Télé-Québec does not feel bound by an obligation of fairness to all parties for this contest, since elected officials are constantly invited to other network programs, suggested its spokesperson.
“The Mammoth movement is not a democratic exercise like in an election period”, justified the vice-president of communications for public television, Nicole Tardif, in an interview with La Presse Canadienne on Wednesday.
“I find it rather gratifying to see young people aged 13 to 17 being asked once a year to give their opinion on the people who inspire them and who appoint politicians. Honestly, we should be happy about that, we keep saying that young people are cynical. »
If the young people had chosen the conservative leader Éric Duhaime, for example, Télé-Québec would have respected their choice, she responded to such a hypothesis.

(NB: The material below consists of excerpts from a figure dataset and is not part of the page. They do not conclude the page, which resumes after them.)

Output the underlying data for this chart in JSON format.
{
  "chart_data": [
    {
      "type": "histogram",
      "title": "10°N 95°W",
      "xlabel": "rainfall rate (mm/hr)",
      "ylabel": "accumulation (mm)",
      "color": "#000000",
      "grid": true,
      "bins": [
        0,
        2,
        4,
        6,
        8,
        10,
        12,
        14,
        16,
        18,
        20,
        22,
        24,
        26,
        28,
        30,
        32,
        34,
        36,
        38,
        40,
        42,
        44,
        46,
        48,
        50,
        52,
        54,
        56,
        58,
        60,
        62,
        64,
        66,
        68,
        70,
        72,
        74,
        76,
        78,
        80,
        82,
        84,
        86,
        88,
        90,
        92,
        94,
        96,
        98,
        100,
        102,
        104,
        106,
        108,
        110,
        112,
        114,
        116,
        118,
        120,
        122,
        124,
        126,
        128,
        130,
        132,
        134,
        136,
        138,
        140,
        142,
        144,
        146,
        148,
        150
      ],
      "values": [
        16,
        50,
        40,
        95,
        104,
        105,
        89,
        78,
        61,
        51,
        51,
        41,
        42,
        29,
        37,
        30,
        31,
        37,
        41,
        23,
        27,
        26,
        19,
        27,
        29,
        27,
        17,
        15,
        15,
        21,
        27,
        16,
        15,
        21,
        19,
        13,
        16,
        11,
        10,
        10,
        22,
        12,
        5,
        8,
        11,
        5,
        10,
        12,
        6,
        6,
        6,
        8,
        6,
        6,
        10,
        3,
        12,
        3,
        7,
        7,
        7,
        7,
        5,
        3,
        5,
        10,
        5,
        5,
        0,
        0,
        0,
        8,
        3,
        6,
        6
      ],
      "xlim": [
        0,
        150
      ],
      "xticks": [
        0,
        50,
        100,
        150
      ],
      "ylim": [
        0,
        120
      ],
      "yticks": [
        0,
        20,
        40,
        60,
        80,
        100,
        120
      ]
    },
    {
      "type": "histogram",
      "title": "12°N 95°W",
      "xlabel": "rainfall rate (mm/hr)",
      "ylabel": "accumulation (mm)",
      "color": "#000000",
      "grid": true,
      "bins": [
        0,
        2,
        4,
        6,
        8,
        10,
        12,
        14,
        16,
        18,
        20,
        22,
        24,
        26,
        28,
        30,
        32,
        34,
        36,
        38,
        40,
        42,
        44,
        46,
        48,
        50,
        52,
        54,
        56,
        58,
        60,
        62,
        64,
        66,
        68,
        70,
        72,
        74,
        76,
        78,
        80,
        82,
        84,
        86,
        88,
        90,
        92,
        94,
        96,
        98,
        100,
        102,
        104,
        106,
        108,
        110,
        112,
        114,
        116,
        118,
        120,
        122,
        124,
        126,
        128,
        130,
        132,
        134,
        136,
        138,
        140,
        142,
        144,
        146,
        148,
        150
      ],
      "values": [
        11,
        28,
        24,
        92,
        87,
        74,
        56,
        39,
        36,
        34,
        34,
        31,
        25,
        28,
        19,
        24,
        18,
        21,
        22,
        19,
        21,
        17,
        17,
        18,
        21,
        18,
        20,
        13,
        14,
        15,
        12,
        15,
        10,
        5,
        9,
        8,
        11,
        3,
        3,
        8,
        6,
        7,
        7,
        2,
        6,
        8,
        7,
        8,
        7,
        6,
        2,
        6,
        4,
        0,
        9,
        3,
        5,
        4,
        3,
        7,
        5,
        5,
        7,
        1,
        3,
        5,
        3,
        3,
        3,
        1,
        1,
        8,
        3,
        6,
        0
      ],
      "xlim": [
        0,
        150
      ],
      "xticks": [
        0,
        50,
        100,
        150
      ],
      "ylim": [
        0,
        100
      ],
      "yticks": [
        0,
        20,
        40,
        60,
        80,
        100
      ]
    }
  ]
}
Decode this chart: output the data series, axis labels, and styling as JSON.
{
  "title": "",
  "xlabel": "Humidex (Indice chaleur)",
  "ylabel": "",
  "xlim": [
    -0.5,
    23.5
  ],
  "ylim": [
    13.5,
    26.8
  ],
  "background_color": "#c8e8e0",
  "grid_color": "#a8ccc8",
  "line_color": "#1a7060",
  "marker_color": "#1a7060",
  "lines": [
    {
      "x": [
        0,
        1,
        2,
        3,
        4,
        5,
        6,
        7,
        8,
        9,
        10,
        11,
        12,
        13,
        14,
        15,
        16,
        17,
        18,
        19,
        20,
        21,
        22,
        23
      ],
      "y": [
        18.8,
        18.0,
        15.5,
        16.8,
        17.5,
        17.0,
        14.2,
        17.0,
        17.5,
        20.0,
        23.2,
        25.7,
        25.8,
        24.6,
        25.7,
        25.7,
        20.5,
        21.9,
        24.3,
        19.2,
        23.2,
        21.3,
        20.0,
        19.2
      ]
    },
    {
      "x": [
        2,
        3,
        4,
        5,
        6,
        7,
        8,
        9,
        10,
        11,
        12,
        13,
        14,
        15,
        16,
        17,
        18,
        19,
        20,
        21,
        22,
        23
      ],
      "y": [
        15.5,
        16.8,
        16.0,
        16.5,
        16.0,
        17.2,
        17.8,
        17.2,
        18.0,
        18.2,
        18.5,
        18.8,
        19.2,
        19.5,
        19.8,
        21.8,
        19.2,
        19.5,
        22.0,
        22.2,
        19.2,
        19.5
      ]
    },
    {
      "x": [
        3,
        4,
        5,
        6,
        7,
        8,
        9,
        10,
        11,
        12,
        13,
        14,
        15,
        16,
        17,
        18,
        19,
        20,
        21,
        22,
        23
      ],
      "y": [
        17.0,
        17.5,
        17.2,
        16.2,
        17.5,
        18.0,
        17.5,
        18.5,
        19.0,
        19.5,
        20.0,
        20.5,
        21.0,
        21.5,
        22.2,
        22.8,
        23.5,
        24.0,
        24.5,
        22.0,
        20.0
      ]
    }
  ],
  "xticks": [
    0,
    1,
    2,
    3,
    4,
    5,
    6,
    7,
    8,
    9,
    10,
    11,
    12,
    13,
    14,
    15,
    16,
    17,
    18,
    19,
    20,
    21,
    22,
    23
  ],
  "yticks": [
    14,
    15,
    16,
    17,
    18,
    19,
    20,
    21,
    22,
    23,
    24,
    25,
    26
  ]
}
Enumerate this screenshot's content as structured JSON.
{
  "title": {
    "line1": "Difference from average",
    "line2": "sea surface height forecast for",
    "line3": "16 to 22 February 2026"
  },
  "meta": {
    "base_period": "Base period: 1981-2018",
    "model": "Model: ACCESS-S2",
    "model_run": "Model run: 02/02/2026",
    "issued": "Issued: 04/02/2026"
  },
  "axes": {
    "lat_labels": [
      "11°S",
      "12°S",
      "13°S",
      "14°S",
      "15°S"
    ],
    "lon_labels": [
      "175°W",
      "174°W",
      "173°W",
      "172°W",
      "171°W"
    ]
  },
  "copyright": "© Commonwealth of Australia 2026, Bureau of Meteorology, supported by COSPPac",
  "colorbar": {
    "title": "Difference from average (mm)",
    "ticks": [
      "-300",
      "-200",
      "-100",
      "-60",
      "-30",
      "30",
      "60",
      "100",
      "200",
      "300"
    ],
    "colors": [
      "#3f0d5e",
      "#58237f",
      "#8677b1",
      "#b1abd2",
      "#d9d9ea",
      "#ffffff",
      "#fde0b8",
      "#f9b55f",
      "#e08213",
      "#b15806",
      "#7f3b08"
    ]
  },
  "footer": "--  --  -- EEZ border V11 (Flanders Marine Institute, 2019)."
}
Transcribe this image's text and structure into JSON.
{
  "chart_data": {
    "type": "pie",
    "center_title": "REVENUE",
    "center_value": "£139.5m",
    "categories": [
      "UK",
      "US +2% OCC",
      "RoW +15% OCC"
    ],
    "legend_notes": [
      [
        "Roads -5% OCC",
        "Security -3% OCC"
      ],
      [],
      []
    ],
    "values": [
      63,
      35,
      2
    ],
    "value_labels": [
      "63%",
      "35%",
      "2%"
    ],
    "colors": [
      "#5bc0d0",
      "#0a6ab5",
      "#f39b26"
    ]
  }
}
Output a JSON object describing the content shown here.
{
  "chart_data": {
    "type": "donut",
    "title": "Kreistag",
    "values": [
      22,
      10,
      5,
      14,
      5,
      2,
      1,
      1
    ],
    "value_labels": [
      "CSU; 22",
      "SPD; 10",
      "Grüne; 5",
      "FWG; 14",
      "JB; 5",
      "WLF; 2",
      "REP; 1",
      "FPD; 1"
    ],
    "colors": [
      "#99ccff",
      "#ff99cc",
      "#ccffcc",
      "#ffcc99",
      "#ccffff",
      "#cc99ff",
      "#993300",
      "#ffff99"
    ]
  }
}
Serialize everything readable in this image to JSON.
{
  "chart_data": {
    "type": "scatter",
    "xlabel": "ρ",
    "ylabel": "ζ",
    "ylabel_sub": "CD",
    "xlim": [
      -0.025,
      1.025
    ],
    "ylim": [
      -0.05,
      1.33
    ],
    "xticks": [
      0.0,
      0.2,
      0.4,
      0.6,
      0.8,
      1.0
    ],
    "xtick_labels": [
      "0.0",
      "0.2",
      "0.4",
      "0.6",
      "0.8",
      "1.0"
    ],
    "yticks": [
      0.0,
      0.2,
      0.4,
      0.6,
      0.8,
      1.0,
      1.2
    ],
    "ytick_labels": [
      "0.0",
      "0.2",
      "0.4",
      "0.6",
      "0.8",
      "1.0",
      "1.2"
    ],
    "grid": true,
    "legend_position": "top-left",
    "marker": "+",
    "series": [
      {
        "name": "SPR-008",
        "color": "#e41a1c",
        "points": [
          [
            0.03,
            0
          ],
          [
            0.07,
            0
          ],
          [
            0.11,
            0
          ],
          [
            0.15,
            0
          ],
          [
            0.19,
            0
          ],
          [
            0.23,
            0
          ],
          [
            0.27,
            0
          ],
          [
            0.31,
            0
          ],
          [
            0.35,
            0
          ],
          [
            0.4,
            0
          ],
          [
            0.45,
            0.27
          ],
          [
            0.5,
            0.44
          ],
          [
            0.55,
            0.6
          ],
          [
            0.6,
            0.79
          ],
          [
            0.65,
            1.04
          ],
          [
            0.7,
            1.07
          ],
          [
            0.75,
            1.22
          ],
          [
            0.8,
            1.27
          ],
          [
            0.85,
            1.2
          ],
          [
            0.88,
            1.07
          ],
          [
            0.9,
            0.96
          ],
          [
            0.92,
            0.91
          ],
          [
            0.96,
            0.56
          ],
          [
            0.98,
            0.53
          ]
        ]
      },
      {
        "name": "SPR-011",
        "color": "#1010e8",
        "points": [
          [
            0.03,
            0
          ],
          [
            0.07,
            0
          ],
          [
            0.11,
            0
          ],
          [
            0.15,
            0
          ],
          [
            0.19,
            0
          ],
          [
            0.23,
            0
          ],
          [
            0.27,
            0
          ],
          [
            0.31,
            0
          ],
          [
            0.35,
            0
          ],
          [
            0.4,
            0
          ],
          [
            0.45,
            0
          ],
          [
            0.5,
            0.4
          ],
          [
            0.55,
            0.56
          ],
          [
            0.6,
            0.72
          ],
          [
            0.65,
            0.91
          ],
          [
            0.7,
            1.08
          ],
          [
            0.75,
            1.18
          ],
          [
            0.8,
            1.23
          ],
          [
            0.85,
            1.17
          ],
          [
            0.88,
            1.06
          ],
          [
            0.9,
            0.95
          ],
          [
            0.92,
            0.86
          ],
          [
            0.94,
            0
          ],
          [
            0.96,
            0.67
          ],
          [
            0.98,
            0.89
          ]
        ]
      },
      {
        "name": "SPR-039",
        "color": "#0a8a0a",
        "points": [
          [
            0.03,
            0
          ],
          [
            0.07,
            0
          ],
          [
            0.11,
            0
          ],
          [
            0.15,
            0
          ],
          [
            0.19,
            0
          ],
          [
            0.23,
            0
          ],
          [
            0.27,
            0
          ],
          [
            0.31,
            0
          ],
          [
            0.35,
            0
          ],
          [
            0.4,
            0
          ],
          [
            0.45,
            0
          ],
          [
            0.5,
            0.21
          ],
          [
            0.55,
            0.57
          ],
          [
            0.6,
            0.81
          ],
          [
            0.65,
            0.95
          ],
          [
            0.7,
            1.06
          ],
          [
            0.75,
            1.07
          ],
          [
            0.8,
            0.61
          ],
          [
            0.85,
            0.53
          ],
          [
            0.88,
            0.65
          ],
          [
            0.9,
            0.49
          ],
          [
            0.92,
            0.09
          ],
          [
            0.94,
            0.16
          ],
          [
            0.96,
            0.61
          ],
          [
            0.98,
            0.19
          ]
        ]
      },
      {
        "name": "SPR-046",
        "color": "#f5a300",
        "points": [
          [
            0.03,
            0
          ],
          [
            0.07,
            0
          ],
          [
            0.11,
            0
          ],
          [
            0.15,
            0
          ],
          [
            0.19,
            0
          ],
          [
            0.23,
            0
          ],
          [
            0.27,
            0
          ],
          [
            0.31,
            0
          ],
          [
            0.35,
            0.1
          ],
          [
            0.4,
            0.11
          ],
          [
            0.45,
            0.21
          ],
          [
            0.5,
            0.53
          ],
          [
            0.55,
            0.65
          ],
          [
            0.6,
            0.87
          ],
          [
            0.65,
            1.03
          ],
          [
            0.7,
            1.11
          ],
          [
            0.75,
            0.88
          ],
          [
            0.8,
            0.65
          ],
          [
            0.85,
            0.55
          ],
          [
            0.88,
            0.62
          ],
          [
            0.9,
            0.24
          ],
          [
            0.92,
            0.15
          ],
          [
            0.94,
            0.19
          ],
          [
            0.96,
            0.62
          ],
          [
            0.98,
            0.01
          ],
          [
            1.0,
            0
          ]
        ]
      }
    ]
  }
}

Télé-Québec thus gives a platform to a public figure that young people have designated as an inspiring person, summarized the vice-president.
“If we did a vox-pop, I’m not sure they all know which party Mr. Nadeau-Dubois is from,” she said.
“We should all be happy that young people, when it’s time to choose people who inspire them, choose political figures, not just TV stars,” said the main interested party, Mr. Nadeau-Dubois, in a press scrum. in the National Assembly.
According to the Parti Québécois (PQ), organizing tours for some elected officials, but not others, with young people who will have the right to vote in 2026 does not fall within the role of a public broadcaster like Télé-Québec, even if it is the choice of young people in a competition.
“Give him his prize (to Gabriel Nadeau-Dubois), but Télé-Québec is not obliged to organize conferences to promote him! launched the PQ MP for Matane-Matapédia, Pascal Bérubé, in a press scrum on Wednesday morning.
“Did we offer the same thing (to PQ leader) Paul St-Pierre Plamondon? To the Liberal leader (Marc Tanguay), to the Prime Minister (François Legault)? Of course not, ”continued Mr. Bérubé, thus claiming fairness.
It was Mr. Bérubé who arrested the Minister of Culture and Communications, Mathieu Lacombe, on Tuesday evening. The latter then replied that it was “surprising” and that he felt “some discomfort”.
However, he does not believe that his role was to “interfere” in the affairs of Télé-Québec, adding that if he did, fellow parliamentarians would blame him.
It is “healthy” for elected officials to give lectures in secondary schools and it is up to Télé-Québec to decide, argued QS deputy for Rosemont, Vincent Marissal, in defense of his parliamentary leader.
“I am proud as an MP to see that my two co-spokespersons (Mr. Nadeau-Dubois and Manon Massé) inspire young people in the fight against climate change. »
He mentioned the example of former PQ Prime Minister Jacques Parizeau, who gave lectures in CEGEPs. However, he was not the guest of Télé-Québec and he spoke then in front of college students who are adults or on the eve of becoming so, while in secondary schools, it is about minors.